2. Nauset Trail traverse to First Encounter Beach (Gates 3-4),
Mile 34 marks the National Seashore exit (Gate 3). The run goes westbound towards Cape Cod Bay through the Nauset Trail. The trail is 3 miles long and winds along the edge of the Nauset Marsh through a recovering forest that ends in the Salt Pond Visitor Center. I stopped in this spot early in the morning and left a food cache hidden behind the bathrooms. On my way back after 12 hours running, I was happy to see that my food was intact, and the chicken wrap, frozen oranges, and watermelon were still fresh and ready to be devoured. This is an excellent place to refill all water bottles since there is no water for the next 8 miles. There is a small 3 mile run through local roads from the Center to connect with First Encounter Beach (Gate 4).
3. Brewster Salt Flats and (Gates 4-5)
Mile 40, First Encounter Beach, marks the third pass that depends on tides. At high tides, water is deep enough for mid-size fishing boats, and barely any water at low tide. There is no internal trail since the coast is flanked by marshes. At 6 pm, the place welcomed me with a magnificent sunset and 3 miles of hard-packed (and wet) sand. At this time, in some sections, the water may be knee-deep, but for the most part, it is runnable. The exit of this section is a car road named Crosby Landing (Gate 5).
Note: running in Brewster flats during low tide is a safe activity; getting inside the marshes can be dangerous. What appears to be sand bars next to the rivers are often quick sands instead. Vegetation is overgrown, and there are not many people around, so it is possible to get stuck there, without readily available help. There is cell coverage in that section, but dealing with quick sand after long hours of running is no fun. Take my word for it.
4. Nickerson State Park and finish line (Gates 5-8)
Mile 43 marks the Entrance of Nickerson State Park, a beautiful six-mile loop around three kettle ponds surrounded by woodlands and sandy shores. Trails are very well kept and also extensive.

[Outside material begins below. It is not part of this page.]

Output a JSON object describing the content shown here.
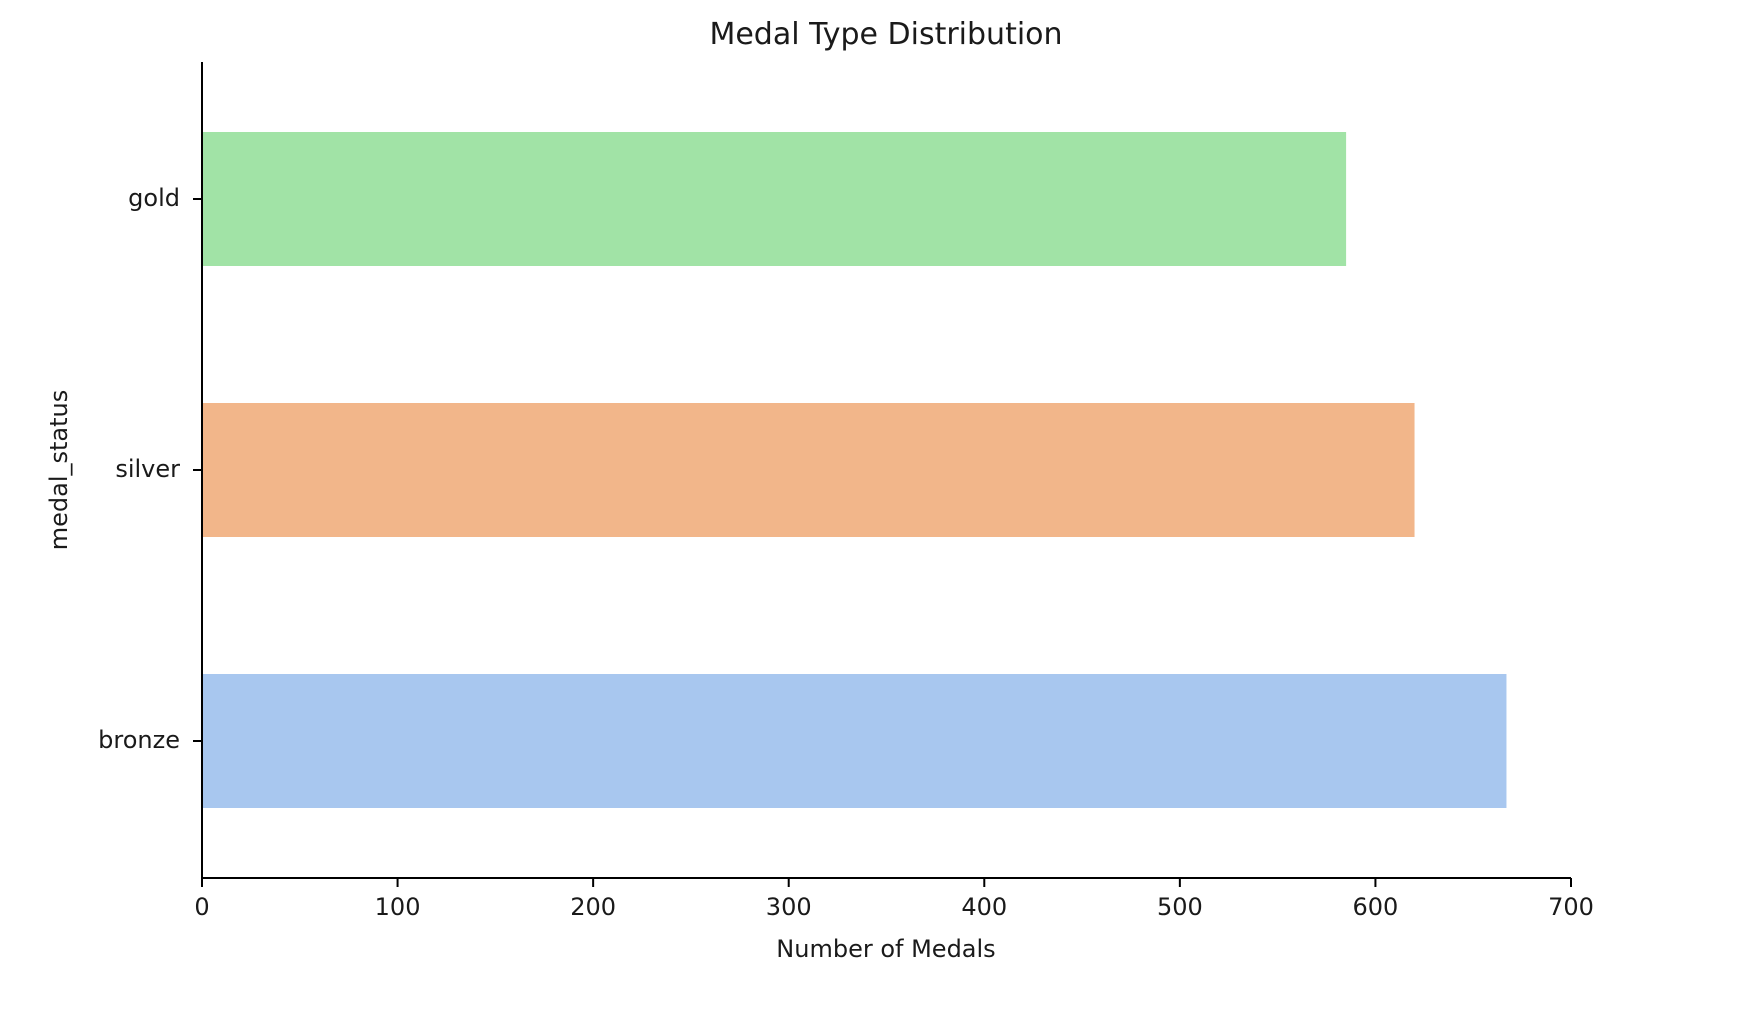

The trail system is very complex. I relied on both my Garmin watch and Gaia GPS app to keep track of the trail since it is very easy to get disoriented and take the wrong turn. Gate 6 marks the outer part of the loop as a reference point. From there, I ran back to Crosby Landing (Gate 7) to tackle the final section of Brewster Flats towards the end of the run; Nickerson Park is the last water fountain.

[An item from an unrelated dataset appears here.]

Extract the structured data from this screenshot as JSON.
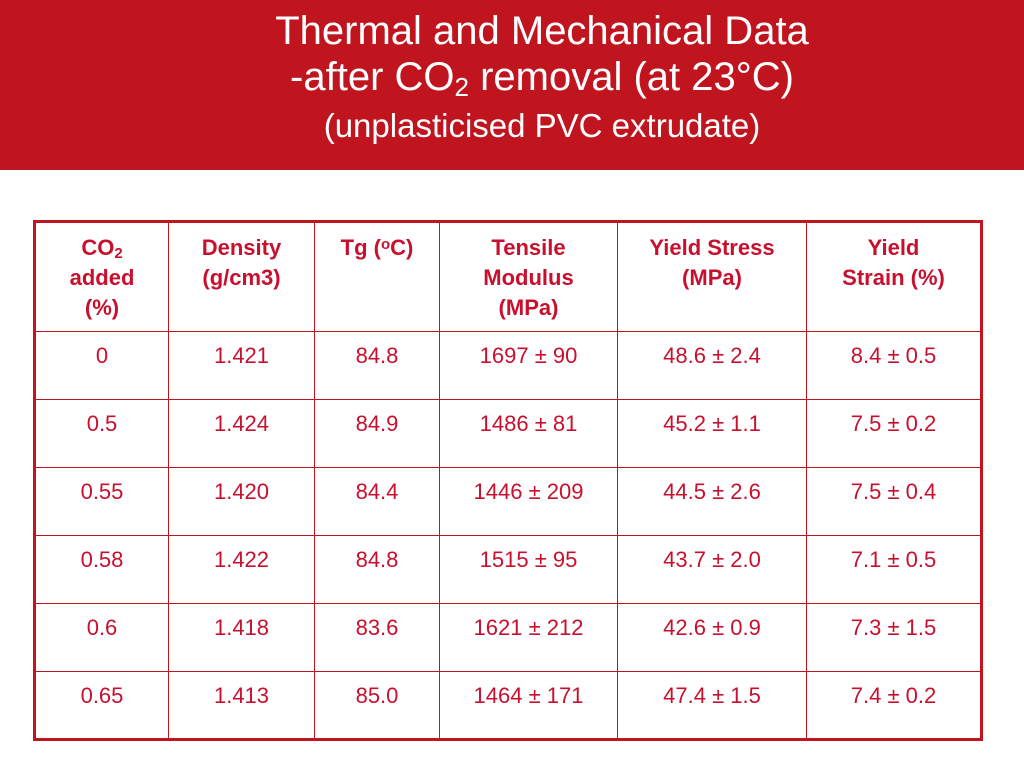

Mile 52, Crosby Landing (Gate 7) marks the last section of the run. This section of the beach is perfect for running a final sprint towards Paines Creek Landing at mid to low tide. At high tide, most of the section is doable, however, there are many private jetties from coastal homes that need to be sorted out. In some cases, locals may not be happy with the idea of having runners passing by their property boundaries with their ubiquitous private beach signs. Another alternative is to get a little bit wet. This is ok in summer and fall, but spring water can still be in the low 60s to upper 50s.
After a short run through a local street, Mile 57 marks the end of this incredible run. There is an open mall (Lemon Tree Shops) with ample parking and a good food selection. If you are lucky enough to stay a few yards down the road at the Sea Meadow Inn, your crew, a hot shower under the stars, and a warm bed will be waiting for you after a long day of running.
Super cool route! Would love to try it someday!